The ultimate endurance test

TIME to talk of pasta and carbo loading. Of 26 mile runs and shin splints, of hitting the wall and PBs. Of tiredness

TIME to talk of pasta and carbo loading. Of 26 mile runs and shin splints, of hitting the wall and PBs. Of tiredness. Time to talk of fearful images in the lexicon of distance running. Such things frighten folk who know no better. Things like bleeding feet and torn muscles, nausea and frayed tendons. Not forgetting dehydration and chapped thighs, sunstroke, windburn, freak accidents and disasters. The marathon is many things.

For the moaner it's a nightmare of traffic chaos and closed roads. It's the Bank Holiday Monday when if you live on the route and have to go to the shops for your daily paper it will take you at least 45 minutes.

For an athlete, it's a measured race. More measured perhaps than the 100 metres. How many top runners ever fail to finish their sprint event? How many train for six months and then go out with hopes of winning only to find out that on the day their bodies, without prior warning, have decided to give up on them before the end of the race.

It's a numbers game, too.

READ MORE

There's a car for the winner with not four doors but five.

There's a prize fund of £40,000 and an entry of around 4,000 people. Jon Kew from Bristol will wear the number 300 because - yes, you've guessed it - he is running in his 300th marathon.

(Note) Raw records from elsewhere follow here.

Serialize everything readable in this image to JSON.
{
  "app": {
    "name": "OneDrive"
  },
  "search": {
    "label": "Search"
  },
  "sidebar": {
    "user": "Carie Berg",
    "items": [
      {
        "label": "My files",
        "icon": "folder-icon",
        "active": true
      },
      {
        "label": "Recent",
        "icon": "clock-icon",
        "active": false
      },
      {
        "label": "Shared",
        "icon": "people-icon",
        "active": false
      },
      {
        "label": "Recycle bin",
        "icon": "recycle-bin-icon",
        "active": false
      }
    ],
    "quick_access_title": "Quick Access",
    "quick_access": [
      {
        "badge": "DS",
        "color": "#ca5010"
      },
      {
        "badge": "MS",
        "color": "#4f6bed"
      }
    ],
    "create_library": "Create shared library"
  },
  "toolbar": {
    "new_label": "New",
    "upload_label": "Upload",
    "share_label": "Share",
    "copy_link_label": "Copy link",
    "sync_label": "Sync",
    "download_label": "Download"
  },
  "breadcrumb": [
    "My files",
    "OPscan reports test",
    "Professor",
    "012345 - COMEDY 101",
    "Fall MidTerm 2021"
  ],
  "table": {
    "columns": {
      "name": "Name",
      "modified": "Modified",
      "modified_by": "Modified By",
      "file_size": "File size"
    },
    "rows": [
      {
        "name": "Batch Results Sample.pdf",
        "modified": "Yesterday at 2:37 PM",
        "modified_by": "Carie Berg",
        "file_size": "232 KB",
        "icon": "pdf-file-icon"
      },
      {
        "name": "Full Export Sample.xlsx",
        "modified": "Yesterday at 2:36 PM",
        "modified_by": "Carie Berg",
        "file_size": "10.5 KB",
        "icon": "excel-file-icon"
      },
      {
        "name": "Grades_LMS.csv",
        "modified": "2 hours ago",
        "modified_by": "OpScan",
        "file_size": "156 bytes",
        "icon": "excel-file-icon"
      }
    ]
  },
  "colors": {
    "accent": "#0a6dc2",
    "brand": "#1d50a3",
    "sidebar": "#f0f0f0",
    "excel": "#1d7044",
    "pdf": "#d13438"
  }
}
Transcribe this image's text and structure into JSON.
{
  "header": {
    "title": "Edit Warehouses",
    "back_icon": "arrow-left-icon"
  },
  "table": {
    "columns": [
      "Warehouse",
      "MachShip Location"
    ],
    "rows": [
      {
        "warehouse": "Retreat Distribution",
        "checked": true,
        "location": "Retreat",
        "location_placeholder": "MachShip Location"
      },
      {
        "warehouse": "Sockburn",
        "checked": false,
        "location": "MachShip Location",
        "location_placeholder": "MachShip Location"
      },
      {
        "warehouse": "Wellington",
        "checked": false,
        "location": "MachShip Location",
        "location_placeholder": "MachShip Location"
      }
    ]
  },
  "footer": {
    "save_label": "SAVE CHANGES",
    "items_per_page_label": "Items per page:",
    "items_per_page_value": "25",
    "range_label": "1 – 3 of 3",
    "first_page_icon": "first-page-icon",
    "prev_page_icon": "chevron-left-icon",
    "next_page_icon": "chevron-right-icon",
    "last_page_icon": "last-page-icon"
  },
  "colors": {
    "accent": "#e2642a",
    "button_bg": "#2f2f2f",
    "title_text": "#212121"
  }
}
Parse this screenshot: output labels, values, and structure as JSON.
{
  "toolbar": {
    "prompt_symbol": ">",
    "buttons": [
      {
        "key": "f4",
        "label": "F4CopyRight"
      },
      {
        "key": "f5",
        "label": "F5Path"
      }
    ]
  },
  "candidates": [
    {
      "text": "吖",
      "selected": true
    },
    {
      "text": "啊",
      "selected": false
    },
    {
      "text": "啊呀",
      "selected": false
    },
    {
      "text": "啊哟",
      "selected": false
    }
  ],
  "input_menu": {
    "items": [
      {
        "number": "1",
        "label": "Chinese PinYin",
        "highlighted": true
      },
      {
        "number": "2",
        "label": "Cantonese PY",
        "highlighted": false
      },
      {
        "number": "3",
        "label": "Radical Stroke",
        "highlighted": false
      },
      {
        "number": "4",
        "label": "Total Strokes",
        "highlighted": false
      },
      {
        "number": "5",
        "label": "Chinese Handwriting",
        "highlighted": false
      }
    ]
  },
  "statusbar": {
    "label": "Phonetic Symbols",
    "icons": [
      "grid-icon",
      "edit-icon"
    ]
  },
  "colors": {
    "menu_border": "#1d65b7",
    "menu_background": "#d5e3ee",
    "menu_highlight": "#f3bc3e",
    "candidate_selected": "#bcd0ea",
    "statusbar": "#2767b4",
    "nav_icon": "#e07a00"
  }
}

But it's the high numbers that the elite are trying to avoid. Tommy Hughes, Jerry Healy and Tommy Maher will spearhead Ireland's challenge while William Musyoki from Kenya, who won last year's race in two hours 16 minutes and 57 seconds (2:16.57), will return to defend his title.

Ireland's Cathy Shum and Rosie Lambe are hoping to see off a considerable challenge from overseas. Danielle Sanderson from England, Haley Nash from Wales and New Zealand's Wendy Llewellyn have all run well under 2:40 for the distance and are confident of a similar mark on Monday.

When Shum and Lambe and Maher and Healy are finished and have received their commendation for surviving the course, others will continue for another three hours.

Some have changed the marathon from an endurance event into an ultra endurance test.